Abstract:
Aspergillus series Versicolores members occur in a wide range of environments and substrates such as indoor environments, food, clinical materials,
soil, caves, marine or hypersaline ecosystems. The taxonomy of the series has undergone numerous re-arrangements including a drastic reduction in the
number of species and subsequent recovery to 17 species in the last decade. The identification to species level is however problematic or impossible in some
isolates even using DNA sequencing or MALDI-TOF mass spectrometry indicating a problem in the definition of species boundaries. To revise the species
limits, we assembled a large dataset of 518 strains. From these, a total of 213 strains were selected for the final analysis according to their calmodulin (CaM)

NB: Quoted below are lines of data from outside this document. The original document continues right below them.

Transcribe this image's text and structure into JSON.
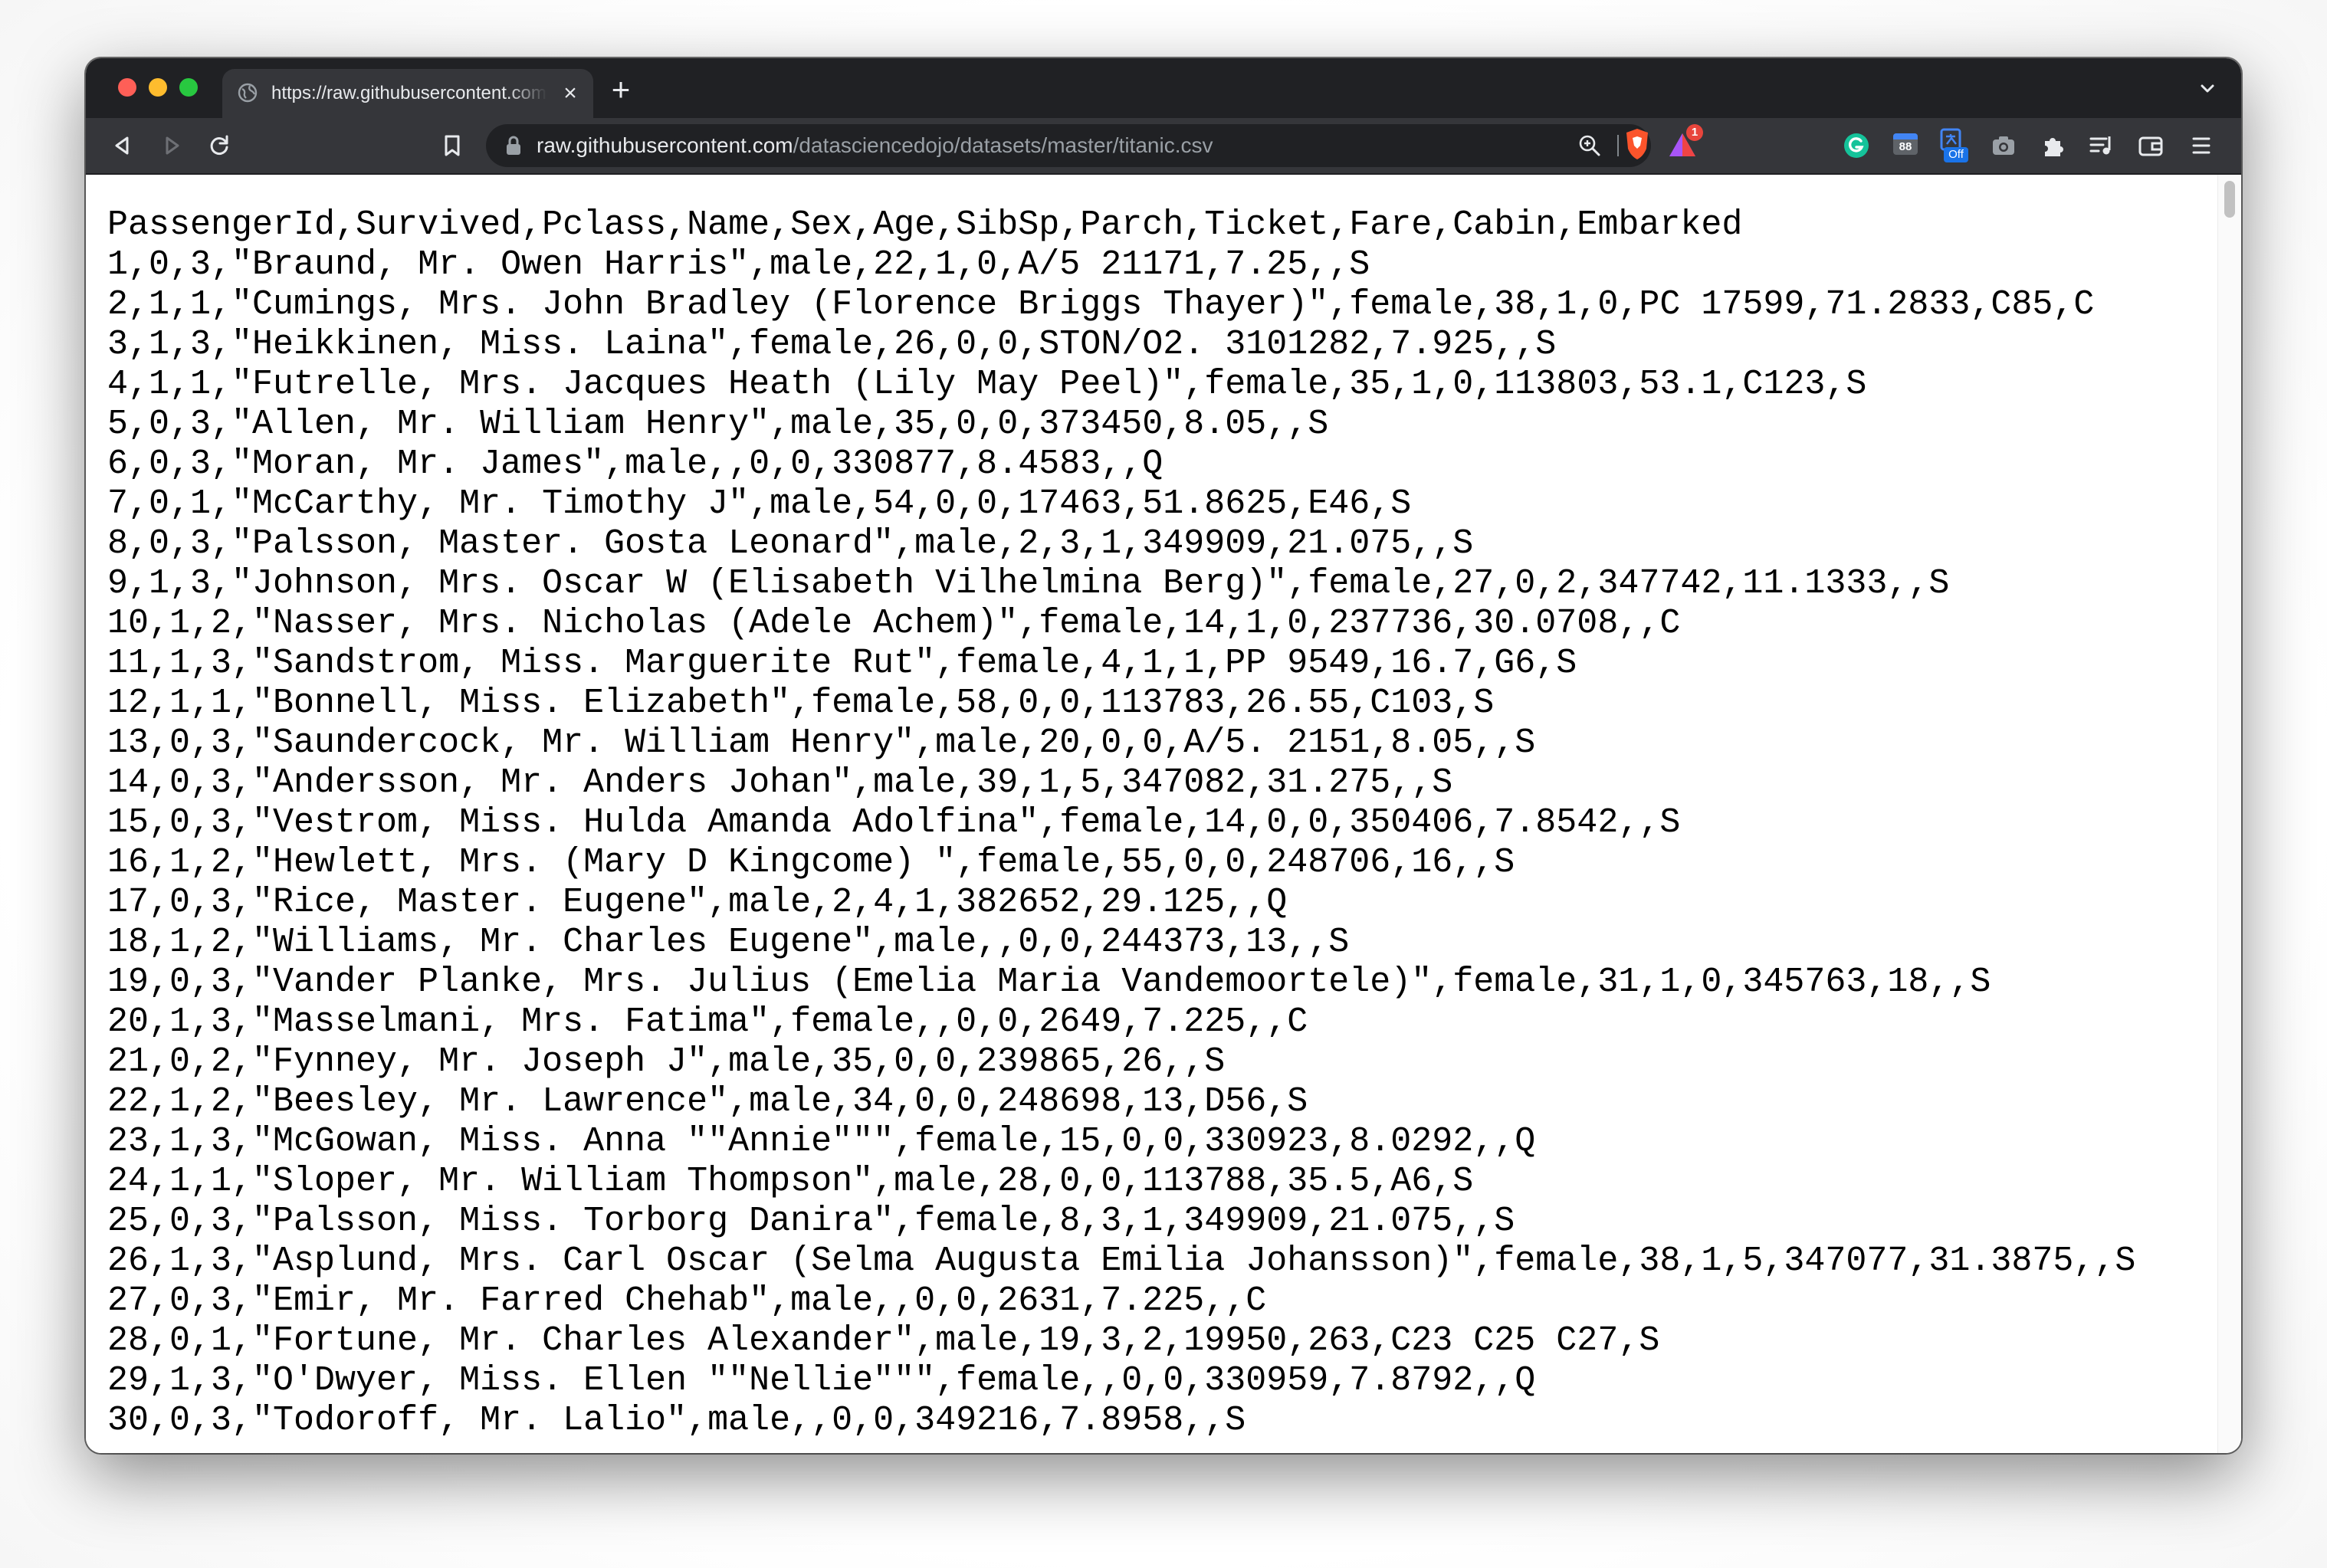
{
  "browser": {
    "tab": {
      "title": "https://raw.githubusercontent.com/datasciencedojo/datasets/master/titanic.csv",
      "close_symbol": "×"
    },
    "new_tab_symbol": "+",
    "address_bar": {
      "host": "raw.githubusercontent.com",
      "path": "/datasciencedojo/datasets/master/titanic.csv"
    },
    "notification_badge": "1",
    "extension_badge": "88",
    "extension_off_label": "Off"
  },
  "icons": [
    "window-close-icon",
    "window-minimize-icon",
    "window-zoom-icon",
    "globe-icon",
    "back-icon",
    "forward-icon",
    "reload-icon",
    "bookmark-icon",
    "lock-icon",
    "zoom-icon",
    "brave-shield-icon",
    "brave-rewards-icon",
    "grammarly-icon",
    "calendar-extension-icon",
    "translate-extension-icon",
    "screenshot-extension-icon",
    "extensions-puzzle-icon",
    "reading-list-icon",
    "wallet-icon",
    "menu-icon",
    "tab-search-icon"
  ],
  "csv_lines": [
    "PassengerId,Survived,Pclass,Name,Sex,Age,SibSp,Parch,Ticket,Fare,Cabin,Embarked",
    "1,0,3,\"Braund, Mr. Owen Harris\",male,22,1,0,A/5 21171,7.25,,S",
    "2,1,1,\"Cumings, Mrs. John Bradley (Florence Briggs Thayer)\",female,38,1,0,PC 17599,71.2833,C85,C",
    "3,1,3,\"Heikkinen, Miss. Laina\",female,26,0,0,STON/O2. 3101282,7.925,,S",
    "4,1,1,\"Futrelle, Mrs. Jacques Heath (Lily May Peel)\",female,35,1,0,113803,53.1,C123,S",
    "5,0,3,\"Allen, Mr. William Henry\",male,35,0,0,373450,8.05,,S",
    "6,0,3,\"Moran, Mr. James\",male,,0,0,330877,8.4583,,Q",
    "7,0,1,\"McCarthy, Mr. Timothy J\",male,54,0,0,17463,51.8625,E46,S",
    "8,0,3,\"Palsson, Master. Gosta Leonard\",male,2,3,1,349909,21.075,,S",
    "9,1,3,\"Johnson, Mrs. Oscar W (Elisabeth Vilhelmina Berg)\",female,27,0,2,347742,11.1333,,S",
    "10,1,2,\"Nasser, Mrs. Nicholas (Adele Achem)\",female,14,1,0,237736,30.0708,,C",
    "11,1,3,\"Sandstrom, Miss. Marguerite Rut\",female,4,1,1,PP 9549,16.7,G6,S",
    "12,1,1,\"Bonnell, Miss. Elizabeth\",female,58,0,0,113783,26.55,C103,S",
    "13,0,3,\"Saundercock, Mr. William Henry\",male,20,0,0,A/5. 2151,8.05,,S",
    "14,0,3,\"Andersson, Mr. Anders Johan\",male,39,1,5,347082,31.275,,S",
    "15,0,3,\"Vestrom, Miss. Hulda Amanda Adolfina\",female,14,0,0,350406,7.8542,,S",
    "16,1,2,\"Hewlett, Mrs. (Mary D Kingcome) \",female,55,0,0,248706,16,,S",
    "17,0,3,\"Rice, Master. Eugene\",male,2,4,1,382652,29.125,,Q",
    "18,1,2,\"Williams, Mr. Charles Eugene\",male,,0,0,244373,13,,S",
    "19,0,3,\"Vander Planke, Mrs. Julius (Emelia Maria Vandemoortele)\",female,31,1,0,345763,18,,S",
    "20,1,3,\"Masselmani, Mrs. Fatima\",female,,0,0,2649,7.225,,C",
    "21,0,2,\"Fynney, Mr. Joseph J\",male,35,0,0,239865,26,,S",
    "22,1,2,\"Beesley, Mr. Lawrence\",male,34,0,0,248698,13,D56,S",
    "23,1,3,\"McGowan, Miss. Anna \"\"Annie\"\"\",female,15,0,0,330923,8.0292,,Q",
    "24,1,1,\"Sloper, Mr. William Thompson\",male,28,0,0,113788,35.5,A6,S",
    "25,0,3,\"Palsson, Miss. Torborg Danira\",female,8,3,1,349909,21.075,,S",
    "26,1,3,\"Asplund, Mrs. Carl Oscar (Selma Augusta Emilia Johansson)\",female,38,1,5,347077,31.3875,,S",
    "27,0,3,\"Emir, Mr. Farred Chehab\",male,,0,0,2631,7.225,,C",
    "28,0,1,\"Fortune, Mr. Charles Alexander\",male,19,3,2,19950,263,C23 C25 C27,S",
    "29,1,3,\"O'Dwyer, Miss. Ellen \"\"Nellie\"\"\",female,,0,0,330959,7.8792,,Q",
    "30,0,3,\"Todoroff, Mr. Lalio\",male,,0,0,349216,7.8958,,S"
  ]
}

genotype, substrate and geography. This set was used for phylogenetic analysis based on five loci (benA, CaM, RPB2, Mcm7, Tsr1). Apart from the classical
phylogenetic methods, we used multispecies coalescence (MSC) model-based methods, including one multilocus method (STACEY) and five single-locus
methods (GMYC, bGMYC, PTP, bPTP, ABGD). Almost all species delimitation methods suggested a broad species concept with only four species consistently
supported. We also demonstrated that the currently applied concept of species is not sustainable as there are incongruences between single-gene phylogenies
resulting in different species identifications when using different gene regions. Morphological and physiological data showed overall lack of good, taxonomically
informative characters, which could be used for identification of such a large number of existing species. The characters expressed either low variability across
species or significant intraspecific variability exceeding interspecific variability. Based on the above-mentioned results, we reduce series Versicolores to four
species, namely A. versicolor, A. creber, A. sydowii and A. subversicolor, and the remaining species are synonymized with either A. versicolor or A. creber.
The revised descriptions of the four accepted species are provided. They can all be identified by any of the five genes used in this study. Despite the large
reduction in species number, identification based on phenotypic characters remains challenging, because the variation in phenotypic characters is high and
overlapping among species, especially between A. versicolor and A. creber. Similar to the 17 narrowly defined species, the four broadly defined species do
not have a specific ecology and are distributed worldwide. We expect that the application of comparable methodology with extensive sampling could lead to a
similar reduction in the number of cryptic species in other extensively studied Aspergillus species complexes and other fungal genera.